Syrian rebels have accused strongman Bashar al-Assad of moving chemical weapons to the country's borders, after his beleaguered regime said it would use its stockpiles if attacked.
The accusation came as helicopter gunships strafed rebel neighbourhoods of second city Aleppo, Syria's commercial capital, pro-government media said on Tuesday.
The Syrian Observatory for Human Rights said at least 108 people were killed in violence on Tuesday across the country.
The rebel Free Syrian Army said the chemical arsenal had been moved in a bid to pressure the world community, much of which has called for Assad to step aside in the face of the more than 16-month uprising against his rule.
"According to our information, the regime began moving its stocks of weapons of mass destruction several months ago... with the goal of putting pressure on the region and the international community," said the FSA. "We also reveal that Assad has transferred some of these weapons and equipment for mixing chemical components to airports on the border," it added.
Foreign ministry spokesman Jihad Makdissi acknowledged on Monday that Syria has chemical weapons and said the regime would use them if attacked by outsiders, although not against its own civilians.
US President Barack Obama warned Assad not to make the "tragic mistake" of unleashing chemical weapons. "Given the regime's stockpile of chemical weapons, we will continue to make it clear to Assad and those around him that the world is watching," said Obama.
Russia reminded Syria that it had joined a Geneva protocol on the non-use of such weapons.
On the political front US secretary of state Hillary Clinton insisted that President Assad must hand over power and said Washington was stepping up its support for the opposition.
"We have to work closely with the opposition because more and more territory is being taken and it will eventually result in a safe haven inside Syria which will then provide a base for further actions by the opposition," she said. "We do believe that it is not too late for the Assad regime to commence with planning for a transition to find a way that ends the violence."
The opposition Syrian National Council, for its part, said only an opposition figure should lead a transition government if the regime falls.
A Council statement also said the uprising was "about to achieve victory against the murderous junta in power."
And Prime Minister Recep Tayyip Erdogan of neighbouring Turkey, which hosts the rebel leadership, said he was confident it was close to victory.
"The ruthless killings committed in panic in recent days show the world that the Syrian regime is on the road to oblivion," he said.
Activists and regime sources say government forces have reclaimed most of Damascus after a week of heavy fighting with rebels, who remain in the city but are planning a guerrilla strategy.
Clashes continued on Tuesday, with the Syrian Observatory for Human Rights reporting that 71 civilians, 28 soldiers and nine rebels were killed across Syria.

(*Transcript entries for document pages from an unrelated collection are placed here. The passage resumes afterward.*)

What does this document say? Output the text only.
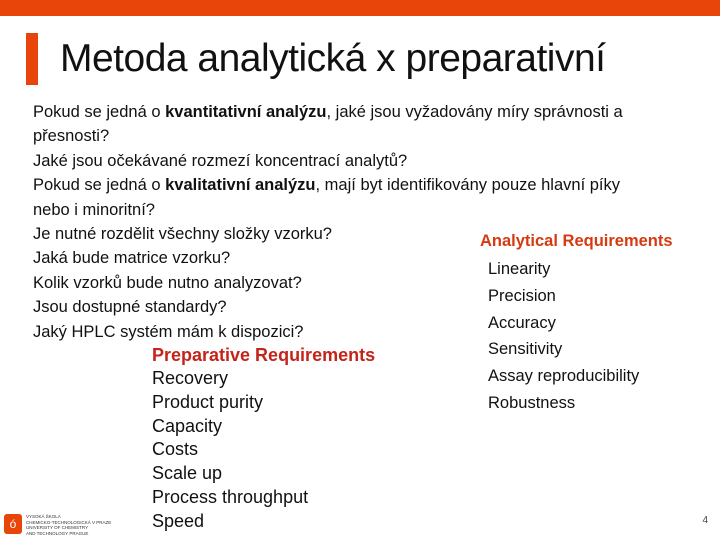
Metoda analytická x preparativní
Pokud se jedná o kvantitativní analýzu, jaké jsou vyžadovány míry správnosti a
přesnosti?
Jaké jsou očekávané rozmezí koncentrací analytů?
Pokud se jedná o kvalitativní analýzu, mají byt identifikovány pouze hlavní píky
nebo i minoritní?
Je nutné rozdělit všechny složky vzorku?
Jaká bude matrice vzorku?
Kolik vzorků bude nutno analyzovat?
Jsou dostupné standardy?
Jaký HPLC systém mám k dispozici?
Analytical Requirements
Linearity
Precision
Accuracy
Sensitivity
Assay reproducibility
Robustness
Preparative Requirements
Recovery
Product purity
Capacity
Costs
Scale up
Process throughput
Speed
ó
VYSOKÁ ŠKOLA
CHEMICKO-TECHNOLOGICKÁ V PRAZE
UNIVERSITY OF CHEMISTRY
AND TECHNOLOGY PRAGUE
4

A video it distributed showed the bodies of dead children, including a young girl in a pink and white dress, lying on a blood-smeared floor, said to be in the besieged town of Herak.
In Aleppo, the Observatory said helicopter gunships fired on the districts of Qadi Askar, Bab al-Hadid, Al-Katergi and Karam al-Jabal.
A rebel spokesman said that a "large number" of regime forces had been moved from the northwestern province of Idlib to fight in Aleppo, which recently became a new front in the country's 16-month uprising against the Assad regime.
Meanwhile, Syria named General Ali Mamluk the new head of its National Security office in a shake-up after a bombing killed four top regime figures, an official told AFP.
"General Ali Mamluk, who was head of state security, is becoming the head of the Bureau of National Security, with the rank of minister, overseeing the entire security apparatus," said the source.
Also on Tuesday, UN peacekeeping chief Herve Ladsous arrived in Damascus, where the new head of a UN observer mission, General Babacar Gaye, was due later in the day.
Syria also appeared to suffer a new blow on Tuesday as the head of its mission in Cyprus, Lamia al-Hariri, defected to Qatar, Arab television networks reported.
If confirmed, Hariri's defection would be the second of its kind following that of Nawaf Fares who this month renounced his post as ambassador in Iraq and joined rebel ranks.
One official who has definitely changed sides, General Manaf Tlass, called on Syrians to unite and start building a post-Assad future, in his first public appearance since defecting from the regime.
Reading a prepared statement on the Saudi-based Al-Arabiya television channel, Tlass called on Syrians to "unite... to serve a Syria after Assad... and do the impossible, to ensure the unity of Syria, and to be sure to start building a new Syria."
Tlass, who defected on July 6, said he was "the blood of its innocents is being shed."